Our new normal is hard to explain to anyone who asks, “What do you do to keep busy, these days? Do you two have some kind of routine? What about food? Are you eating more or less? What about exercise? How’s that going?” But I suppose everyone’s “new normal” is quirky, and, to say the least, different from the “old normal”. Years and years ago, LOML and I used to be motivated to tidy, and clean, the house because, as our moms used to say, “You never know when someone will drop by.” But now we know the likelihood of someone dropping by is sitting at negative ten. People, like my mom and dad and LOML’s mom and step-dad, just dropped by, back in the day. We can remember looking out the front window of our Toronto apartment and one of us shrieking, “There’s your mom. The place is a mess.” Instantly, we’d whip through the apartment, hiding laundry behind closet doors, clearing the counters, fluffing the throw pillows, sweeping the newspapers off the coffee table and shoving the garbage down the hallway chute. Now, we’re fairly certain a casual visit is not going to happen anytime soon. And, before we knew it, the place began to look a little bit like a college dorm—or worse, our first apartment on a Saturday morning. We weren’t slobs, but I worked fulltime and went to school at night and LOML went to school full-time and worked at night. Sometimes things didn’t happen in a timely fashion. Sometimes things piled up, here and there. Sometimes clean laundry was a challenge. Sometimes we were grateful for three sets of china and flatware.

And here we are. LOML and I are trying to get excited about dusting, scrubbing and vacuuming. We’re trying to see the good in washing dishes at least once a day. Neither of us has a full-time job or a class to attend. It should be easier, right? It doesn’t seem to be. And, on top of this, we wonder if we’ll ever get to those little fixes we discussed before the 2020 in-the-slammer-hammer fell. When we could be washing the windows or painting the bathrooms, or putting the trim up in the kitchen, we’re watching YouTube videos. LOML gravitates toward the music videos. I’m partial to watching videos of people doing stupid stuff. When we aren’t watching videos we Skype with our family, tearfully hoping our youngest grandson doesn’t forget who we are. We read—he does, more than I. We could be a study in nature versus nurture, but I don’t think anyone is going to get close enough to us to take notes. I can vaguely remember LOML vacuuming about two weeks ago—maybe it was yesterday— but it happened because we’d tracked leaves and mud in on our treks back-and-forth to the hot tub.

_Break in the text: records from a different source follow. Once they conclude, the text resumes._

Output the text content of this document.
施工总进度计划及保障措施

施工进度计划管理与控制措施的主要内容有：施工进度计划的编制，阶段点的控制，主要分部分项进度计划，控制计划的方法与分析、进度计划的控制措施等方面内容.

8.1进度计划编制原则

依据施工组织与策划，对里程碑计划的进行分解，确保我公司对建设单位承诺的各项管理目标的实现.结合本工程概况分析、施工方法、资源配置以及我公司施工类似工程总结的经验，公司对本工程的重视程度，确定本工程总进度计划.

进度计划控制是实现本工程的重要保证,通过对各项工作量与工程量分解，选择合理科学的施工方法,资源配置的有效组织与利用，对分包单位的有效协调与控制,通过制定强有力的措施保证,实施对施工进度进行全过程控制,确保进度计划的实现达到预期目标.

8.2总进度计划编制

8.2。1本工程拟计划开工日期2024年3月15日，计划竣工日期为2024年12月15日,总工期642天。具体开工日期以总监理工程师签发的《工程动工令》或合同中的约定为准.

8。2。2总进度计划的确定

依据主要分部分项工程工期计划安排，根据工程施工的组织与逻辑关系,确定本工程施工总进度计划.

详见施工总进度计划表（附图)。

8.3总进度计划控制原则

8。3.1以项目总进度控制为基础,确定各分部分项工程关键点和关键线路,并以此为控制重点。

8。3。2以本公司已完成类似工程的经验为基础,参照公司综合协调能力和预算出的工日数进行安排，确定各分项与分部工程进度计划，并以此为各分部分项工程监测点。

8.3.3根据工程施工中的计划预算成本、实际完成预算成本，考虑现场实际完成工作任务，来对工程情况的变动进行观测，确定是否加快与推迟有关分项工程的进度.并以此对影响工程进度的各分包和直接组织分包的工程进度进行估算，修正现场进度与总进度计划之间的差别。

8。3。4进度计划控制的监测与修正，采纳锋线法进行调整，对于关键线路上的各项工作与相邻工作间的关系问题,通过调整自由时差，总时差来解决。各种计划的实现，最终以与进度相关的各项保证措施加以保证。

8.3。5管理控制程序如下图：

And I did clean the bathrooms, not too long ago. It could have been the day of the Great Vacuuming because I felt like I should be doing something while LOML hoovered. Maybe it was the day LOML and I chatted about one of us catching the virus, which could mean an EMT might have to come into the house. I think that was the day we blitzed the place with the vacuum, the Windex, spray bottles of Mr. Clean, the bleach and the Pledge. And then?

Well, and then we figured surface tidy/cleanish was probably close enough. If any EMTs were going to burst into our house there would be a flurry of visibility-impairing face masks and protective shields, along with gowns and gloves. Most likely no one would notice a bit of dust on the stairs or those delicately beautiful, lacy cobwebs draped in the space between the curtain rod and the paintings in the living room. Under those circumstances, would an EMT notice the finely ground popcorn, chips and the toast crumbs on and around the couch, particularly where I perch? An eagle-eye might spot the backlog of coffee cups and water glasses, again, on my side of the living room, but I hope their focus would be elsewhere. Let’s hope a Martha Stewart type doesn’t show up to intubate and then drag a gloved finger across the screen of the television while “tuttutting”. It could happen, right.

My new normal seems to be rambling around the house mumbling “Sometimes a diamond. Sometimes a stone.” As I glance around our cleanish but not too tidy isolation unit, I wonder if this new normal of our life is the priceless gem we always thought it was, or a rocky road in need of attention.